Dolphins owner Stephen Ross spoke on Monday for the first time since the NFL began its investigation into the brewing situation between suspended guard Richie Incognito and absent tackle Jonathan Martin.
He started by detailing the course of events over the past two weeks since Martin's departure, and went on to outline the selection of an independent advisory group, who will be brought in to make recommendations for guidelines on locker room conduct.
Ross mentioned that the two have been in touch "as recently as this weekend" via text messages, and the owner also said he plans on meeting with Martin on Wednesday.
"I look forward to that meeting. I think that can help us move forward," Ross said. "I'd like to hear from him what had happened, why he felt that way and what we did and what we could have done to prevent something like this from happening. I want to hear the circumstances, the facts."
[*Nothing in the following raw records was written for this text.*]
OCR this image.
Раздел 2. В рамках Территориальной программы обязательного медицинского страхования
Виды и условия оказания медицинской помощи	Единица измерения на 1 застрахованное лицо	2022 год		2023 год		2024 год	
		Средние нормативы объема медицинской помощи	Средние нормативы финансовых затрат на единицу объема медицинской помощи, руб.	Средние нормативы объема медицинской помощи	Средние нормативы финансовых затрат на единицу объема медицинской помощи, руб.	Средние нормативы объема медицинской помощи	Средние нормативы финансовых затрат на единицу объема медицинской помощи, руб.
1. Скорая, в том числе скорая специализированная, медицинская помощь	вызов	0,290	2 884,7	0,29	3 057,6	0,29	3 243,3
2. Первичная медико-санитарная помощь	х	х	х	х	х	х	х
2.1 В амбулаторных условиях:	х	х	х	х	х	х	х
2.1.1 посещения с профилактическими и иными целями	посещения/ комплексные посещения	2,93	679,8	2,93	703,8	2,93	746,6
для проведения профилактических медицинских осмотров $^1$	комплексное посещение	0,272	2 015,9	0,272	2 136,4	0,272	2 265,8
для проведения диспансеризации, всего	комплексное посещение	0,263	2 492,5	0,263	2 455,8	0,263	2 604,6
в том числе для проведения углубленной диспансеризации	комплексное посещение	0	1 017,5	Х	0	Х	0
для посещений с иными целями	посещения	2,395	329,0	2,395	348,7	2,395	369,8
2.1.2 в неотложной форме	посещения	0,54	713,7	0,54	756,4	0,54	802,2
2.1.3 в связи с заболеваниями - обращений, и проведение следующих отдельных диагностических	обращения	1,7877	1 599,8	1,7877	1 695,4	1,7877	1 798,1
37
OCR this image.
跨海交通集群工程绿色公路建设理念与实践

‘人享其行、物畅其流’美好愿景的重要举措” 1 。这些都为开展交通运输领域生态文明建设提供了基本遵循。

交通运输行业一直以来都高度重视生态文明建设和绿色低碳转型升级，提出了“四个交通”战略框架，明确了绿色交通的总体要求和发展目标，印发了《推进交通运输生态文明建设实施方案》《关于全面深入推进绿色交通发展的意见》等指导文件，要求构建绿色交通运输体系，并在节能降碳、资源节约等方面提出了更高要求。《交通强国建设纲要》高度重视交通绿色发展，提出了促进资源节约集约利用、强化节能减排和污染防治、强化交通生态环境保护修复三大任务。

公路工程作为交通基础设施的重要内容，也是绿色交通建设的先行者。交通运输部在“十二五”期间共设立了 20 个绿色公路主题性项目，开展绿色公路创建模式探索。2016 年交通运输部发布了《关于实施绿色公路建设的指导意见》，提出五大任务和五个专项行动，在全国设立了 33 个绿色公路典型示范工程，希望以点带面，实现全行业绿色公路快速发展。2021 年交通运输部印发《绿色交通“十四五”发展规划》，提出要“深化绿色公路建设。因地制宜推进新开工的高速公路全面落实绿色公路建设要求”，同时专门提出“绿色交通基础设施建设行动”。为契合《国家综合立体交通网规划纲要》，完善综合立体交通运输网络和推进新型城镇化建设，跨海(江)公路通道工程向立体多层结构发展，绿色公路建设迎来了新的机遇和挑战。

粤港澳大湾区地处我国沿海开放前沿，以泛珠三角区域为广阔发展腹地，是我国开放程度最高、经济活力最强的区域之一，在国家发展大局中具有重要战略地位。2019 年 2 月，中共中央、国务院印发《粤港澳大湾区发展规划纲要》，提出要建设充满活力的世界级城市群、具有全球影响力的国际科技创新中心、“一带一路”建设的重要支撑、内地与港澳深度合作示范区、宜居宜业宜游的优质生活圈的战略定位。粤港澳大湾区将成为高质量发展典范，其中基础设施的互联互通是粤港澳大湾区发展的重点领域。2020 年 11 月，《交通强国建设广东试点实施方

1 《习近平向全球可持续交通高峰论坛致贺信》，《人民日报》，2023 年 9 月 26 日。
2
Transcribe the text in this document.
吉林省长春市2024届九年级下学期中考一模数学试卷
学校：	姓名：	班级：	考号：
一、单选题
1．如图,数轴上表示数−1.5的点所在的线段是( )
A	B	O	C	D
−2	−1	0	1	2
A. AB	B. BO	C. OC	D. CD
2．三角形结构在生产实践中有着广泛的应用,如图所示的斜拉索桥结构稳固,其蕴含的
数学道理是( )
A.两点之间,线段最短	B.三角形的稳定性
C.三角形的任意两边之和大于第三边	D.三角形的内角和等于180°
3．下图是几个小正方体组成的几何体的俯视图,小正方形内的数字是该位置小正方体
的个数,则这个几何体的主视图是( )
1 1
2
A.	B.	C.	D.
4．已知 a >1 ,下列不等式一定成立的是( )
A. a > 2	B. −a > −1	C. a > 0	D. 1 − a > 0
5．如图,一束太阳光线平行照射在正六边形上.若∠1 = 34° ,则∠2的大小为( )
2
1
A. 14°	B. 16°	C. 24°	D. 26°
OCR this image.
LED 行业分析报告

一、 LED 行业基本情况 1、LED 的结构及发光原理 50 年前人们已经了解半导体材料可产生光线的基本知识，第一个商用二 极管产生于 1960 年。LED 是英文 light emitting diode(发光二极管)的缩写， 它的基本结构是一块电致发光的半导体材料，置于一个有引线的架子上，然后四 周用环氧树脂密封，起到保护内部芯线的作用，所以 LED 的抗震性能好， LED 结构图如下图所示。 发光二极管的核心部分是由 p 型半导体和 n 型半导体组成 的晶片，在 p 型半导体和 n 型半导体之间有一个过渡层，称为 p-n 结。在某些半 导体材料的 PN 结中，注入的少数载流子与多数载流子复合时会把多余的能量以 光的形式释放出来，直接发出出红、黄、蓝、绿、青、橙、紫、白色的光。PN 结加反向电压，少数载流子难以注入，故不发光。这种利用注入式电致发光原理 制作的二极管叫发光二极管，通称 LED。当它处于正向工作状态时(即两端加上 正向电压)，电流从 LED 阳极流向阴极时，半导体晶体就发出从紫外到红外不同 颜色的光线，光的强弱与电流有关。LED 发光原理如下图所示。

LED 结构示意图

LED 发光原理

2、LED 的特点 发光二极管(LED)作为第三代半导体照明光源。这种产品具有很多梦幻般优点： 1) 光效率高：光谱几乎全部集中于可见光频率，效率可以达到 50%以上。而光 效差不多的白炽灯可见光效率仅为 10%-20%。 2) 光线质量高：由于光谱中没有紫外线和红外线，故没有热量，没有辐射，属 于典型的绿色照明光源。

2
Martin has yet to speak to the media, but he remains in contact with his coaches and Ross.
The main takeaway from this press conference was a resounding show of support for head coach Joe Philbin.
"Joe Philbin is probably one of the most organized people I've ever met," Ross said. "When I interviewed him that stood out, but what also stood out was his character. I don't think there is a better person, a more respected person, a more caring person in the National Football League than Joe Philbin."
Just as interesting as any of the words Ross said, however, were the words he didn't say. He only mentioned Dolphins GM Jeff Ireland once, to name him as one of the members of the second committee, in place to review Dolphins policies.
The group in place to review locker room conduct, however, is an impressive list of high-profile former NFL coaches and players: Don Shula, Tony Dungy, Curtis Martin and Jason Taylor, with more announcements to come.
"Together, these men bring integrity, respect and diverse experiences to the discussion, some having just recently retired from the locker room," said Ross of his committee. "Joe Philbin and others will be a part of the process, as will current Dolphin players. I want to be clear: this effort is to improve the Miami Dolphins only and is not intended to be a blueprint for other franchises. The working group will begin its charge after the season."
Whether they intend to or not, the Dolphins model could prove to be the first model teams look to, if the NFL investigation brings about any widespread change in the NFL.